What ever happened to scary movies?
By Jane Howard Lee
Contributor
Published July 9, 2009
As a horror film aficionado (should that be aficionada?) I have to say that I have been terribly disappointed by a trend I am noticing in scary movies.
I have loved movies that horrify me, scare me and make those arm hairs stand on end since I was very young. I even like the nightmares that a really good horror movie can give me because those wild, scary dreams are like getting another movie for free. What could be better than that?
I like the ones with scary monsters that the hero vanquishes in the end.
I like the slice and dice psychopaths that die but don’t really die but instead get up again and surprise the hero who has to kill him again.
I like the psychological thrillers and the outer space thrillers. I like the creatures from the black lagoon, from outer space, from the bowels of an old nuclear power plant and the ones spawned by some celluloid demon or vampire, werewolf or even a cheap sludge monster.
So I sit up with interest whenever a TV ad touts some new horror flick. I wait eagerly for it to get into the theaters if it looks really, really good or to get released to the video stores.

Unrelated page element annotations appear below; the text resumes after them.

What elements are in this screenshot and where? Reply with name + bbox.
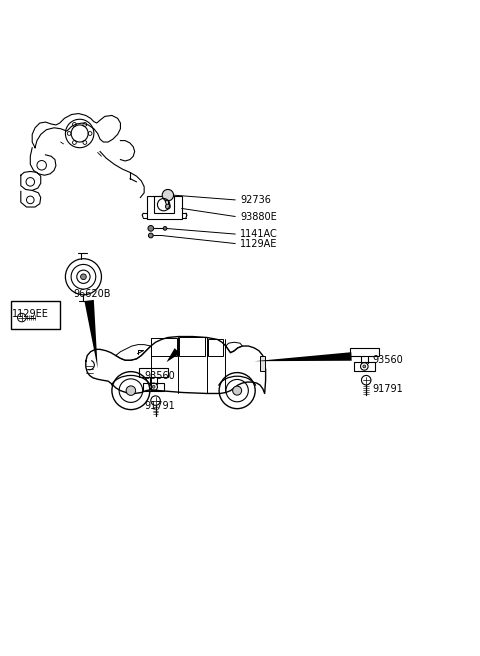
Circle shape: [363, 365, 366, 368]
Bar: [350, 348, 379, 356]
Text: 93880E: 93880E: [240, 211, 277, 222]
Bar: [143, 382, 164, 391]
Text: 1141AC: 1141AC: [240, 229, 278, 239]
Bar: [139, 368, 168, 377]
Circle shape: [81, 274, 86, 279]
Circle shape: [162, 190, 174, 201]
Polygon shape: [167, 348, 180, 362]
Text: 91791: 91791: [373, 384, 404, 394]
Bar: [261, 356, 265, 371]
Circle shape: [166, 204, 170, 209]
Polygon shape: [84, 300, 97, 368]
Bar: [354, 362, 375, 371]
Bar: [154, 196, 174, 213]
Polygon shape: [254, 352, 352, 361]
Bar: [12, 301, 60, 329]
Text: 1129EE: 1129EE: [12, 309, 49, 319]
Circle shape: [148, 226, 154, 231]
Bar: [179, 337, 205, 356]
Bar: [151, 338, 177, 356]
Circle shape: [126, 386, 136, 396]
Bar: [208, 339, 223, 356]
Text: 93560: 93560: [144, 371, 175, 381]
Text: 93560: 93560: [373, 356, 404, 365]
Circle shape: [148, 233, 153, 238]
Text: 91791: 91791: [144, 401, 175, 411]
Text: 96620B: 96620B: [73, 289, 111, 299]
Circle shape: [163, 226, 167, 230]
Bar: [147, 196, 181, 219]
Text: 1129AE: 1129AE: [240, 239, 277, 249]
Circle shape: [152, 386, 155, 388]
Circle shape: [233, 386, 241, 395]
Text: 92736: 92736: [240, 195, 271, 205]
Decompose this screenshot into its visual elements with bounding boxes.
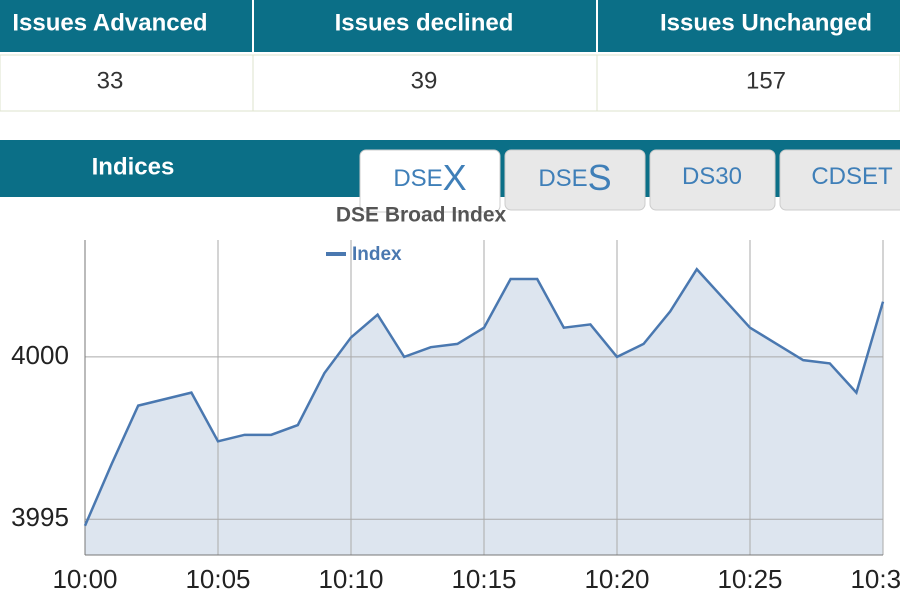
x-tick-label: 10:00 — [52, 564, 117, 594]
tab-label[interactable]: DSE — [538, 165, 587, 192]
tab-label[interactable]: DSEX — [393, 157, 466, 198]
x-tick-label: 10:10 — [318, 564, 383, 594]
section-title: Indices — [92, 153, 175, 180]
tab-label[interactable]: X — [443, 157, 467, 198]
x-tick-label: 10:15 — [451, 564, 516, 594]
y-tick-label: 3995 — [11, 502, 69, 532]
table-row — [0, 54, 900, 112]
table-header — [0, 0, 900, 52]
line — [83, 267, 885, 527]
tab[interactable] — [359, 149, 501, 213]
value-cell: 39 — [411, 67, 438, 94]
y-tick-label: 4000 — [11, 340, 69, 370]
chart-title: DSE Broad Index — [336, 204, 507, 227]
tab-label[interactable]: CDSET — [811, 163, 893, 190]
x-tick-label: 10:20 — [584, 564, 649, 594]
header-cell: Issues declined — [335, 9, 514, 36]
x-tick-label: 10:25 — [717, 564, 782, 594]
tab-label[interactable]: DS30 — [682, 163, 742, 190]
x-tick-label: 10:05 — [185, 564, 250, 594]
tab[interactable] — [779, 149, 900, 211]
value-cell: 33 — [97, 67, 124, 94]
tab-label[interactable]: CDSET — [811, 163, 893, 190]
x-tick-label: 10:30 — [850, 564, 900, 594]
legend-label: Index — [352, 244, 402, 265]
tab-label[interactable]: DS30 — [682, 163, 742, 190]
tab[interactable] — [649, 149, 776, 211]
tab-label[interactable]: S — [588, 157, 612, 198]
header-cell: Issues Unchanged — [660, 9, 872, 36]
tab[interactable] — [504, 149, 646, 211]
header-cell: Issues Advanced — [12, 9, 207, 36]
tab-label[interactable]: DSES — [538, 157, 611, 198]
tab-label[interactable]: DSE — [393, 165, 442, 192]
value-cell: 157 — [746, 67, 786, 94]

I get my popcorn and my soda and get ready to be frightened out of my seat.
That’s what I want from a good scary movie, after all. I want it to be nerve-wracking throughout most of it and to have those moments when something on the screen makes me jump. The more jumps, the better.
“Ooh, they got me,” I’ll holler to my husband or whoever else is watching that movie with me.

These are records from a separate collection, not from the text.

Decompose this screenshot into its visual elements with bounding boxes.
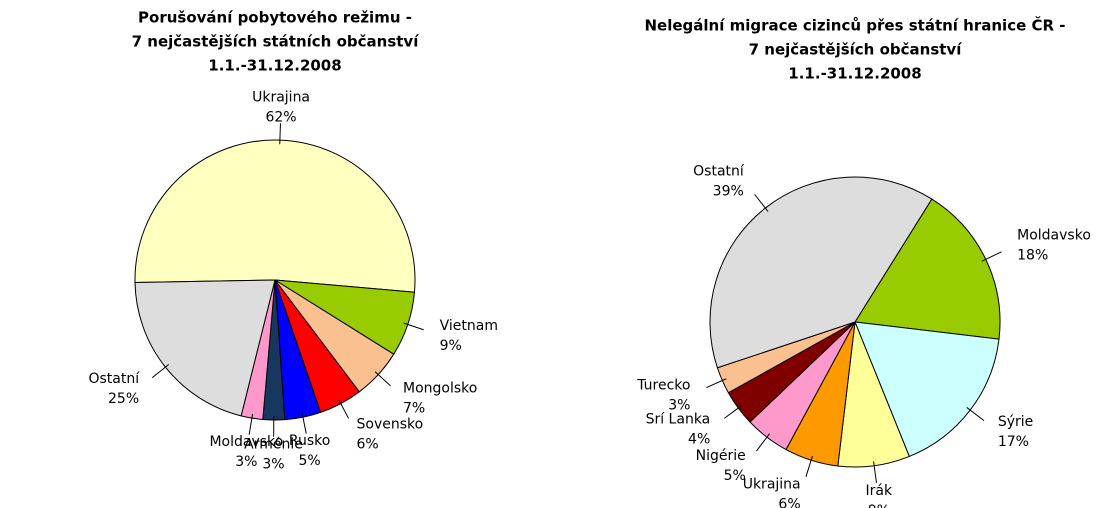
slice-label: Irák <box>865 483 892 499</box>
value-label: 3% <box>262 457 284 473</box>
slice-label: Mongolsko <box>403 380 477 396</box>
value-label: 6% <box>357 436 379 452</box>
leader-line <box>301 412 307 434</box>
slice-label: Moldavsko <box>1017 227 1091 243</box>
slice-label: Turecko <box>636 378 690 394</box>
value-label: 8% <box>868 503 890 508</box>
leader-line <box>755 433 770 452</box>
leader-line <box>374 371 391 387</box>
slice-label: Ostatní <box>88 371 140 387</box>
value-label: 25% <box>108 391 139 407</box>
chart-title: 1.1.-31.12.2008 <box>788 65 921 83</box>
leader-line <box>754 194 769 212</box>
slice-label: Arménie <box>244 437 303 453</box>
leader-line <box>279 123 281 145</box>
leader-line <box>151 364 170 379</box>
slice-label: Moldavsko <box>209 434 283 450</box>
slice-label: Ukrajina <box>743 476 801 492</box>
slice-label: Sýrie <box>998 414 1033 430</box>
slice-label: Sovensko <box>357 416 424 432</box>
leader-line <box>805 455 813 477</box>
pie-slice <box>134 139 416 293</box>
value-label: 18% <box>1017 247 1048 263</box>
value-label: 7% <box>403 400 425 416</box>
value-label: 4% <box>688 432 710 448</box>
chart-title: 1.1.-31.12.2008 <box>208 57 341 75</box>
value-label: 17% <box>998 434 1029 450</box>
value-label: 3% <box>668 398 690 414</box>
value-label: 6% <box>778 496 800 508</box>
chart-title: Nelegální migrace cizinců přes státní hr… <box>645 16 1066 35</box>
leader-line <box>403 322 424 331</box>
value-label: 3% <box>235 454 257 470</box>
chart-title: 7 nejčastějších občanství <box>749 41 963 59</box>
slice-label: Nigérie <box>696 448 746 464</box>
value-label: 39% <box>713 184 744 200</box>
slice-label: Vietnam <box>440 318 498 334</box>
slice-label: Rusko <box>289 433 330 449</box>
leader-line <box>966 407 985 422</box>
leader-line <box>981 251 1002 262</box>
slice-label: Ukrajina <box>252 90 310 106</box>
value-label: 62% <box>265 110 296 126</box>
chart-title: Porušování pobytového režimu - <box>138 9 412 27</box>
slice-label: Ostatní <box>693 164 745 180</box>
value-label: 9% <box>440 338 462 354</box>
chart-title: 7 nejčastějších státních občanství <box>132 33 420 51</box>
leader-line <box>873 461 877 484</box>
value-label: 5% <box>724 468 746 484</box>
leader-line <box>338 399 350 419</box>
slice-label: Srí Lanka <box>646 412 711 428</box>
leader-line <box>706 378 727 388</box>
leader-line <box>248 413 254 435</box>
leader-line <box>723 405 743 419</box>
value-label: 5% <box>299 453 321 469</box>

For a few years now I have noticed that more and more of these movies have ended with what I consider to be a big cop out. More and more, these films wind up to the big ending, the big reveal, the big moment when the film makers finally let us know what is going on only to let us know that the protagonist in the film is just flat crazy. All that scary stuff was all in his head.
How am I going to get a good nightmare out of that?
Another cop out is when the film’s star has been terrified all through the movie. Strange things keep happening and it seems that somebody or something is trying to kill him or her, only to finally figure out that he or she is already dead.
I hate that.
I blame M. Night Shyamalan for that.
His films are great but it was one of those, “The Sixth Sense” starring Bruce Willis, that used that little twist to explain everything that was going on and probably set off the trend. In that movie, Bruce Willis thought he was a shrink treating a boy who saw dead people, but in the end, Willis finally figures out that he is one of the ghosts.
I suppose this technique was used before, but when Shyamalan used it, his popularity and huge success must have sparked a lot of copy cats, because it seems more and more of my horror movies have cheap, easy-out endings.
Boo.
I’ve seen four or five films that were released just in the past year where the main character is puzzled, then terrified by strange things only to have the film makers finally let us know in the end that the character is just crazy or already dead.
I’m over it. Why aren’t they?
Give us a good ending. A terrifying surprise. Something to make us quiver and shake and check under our beds before we climb into them at night.
That’s not too much to ask for, is it?
Jane Howard Lee is a reporter for The Baytown Sun.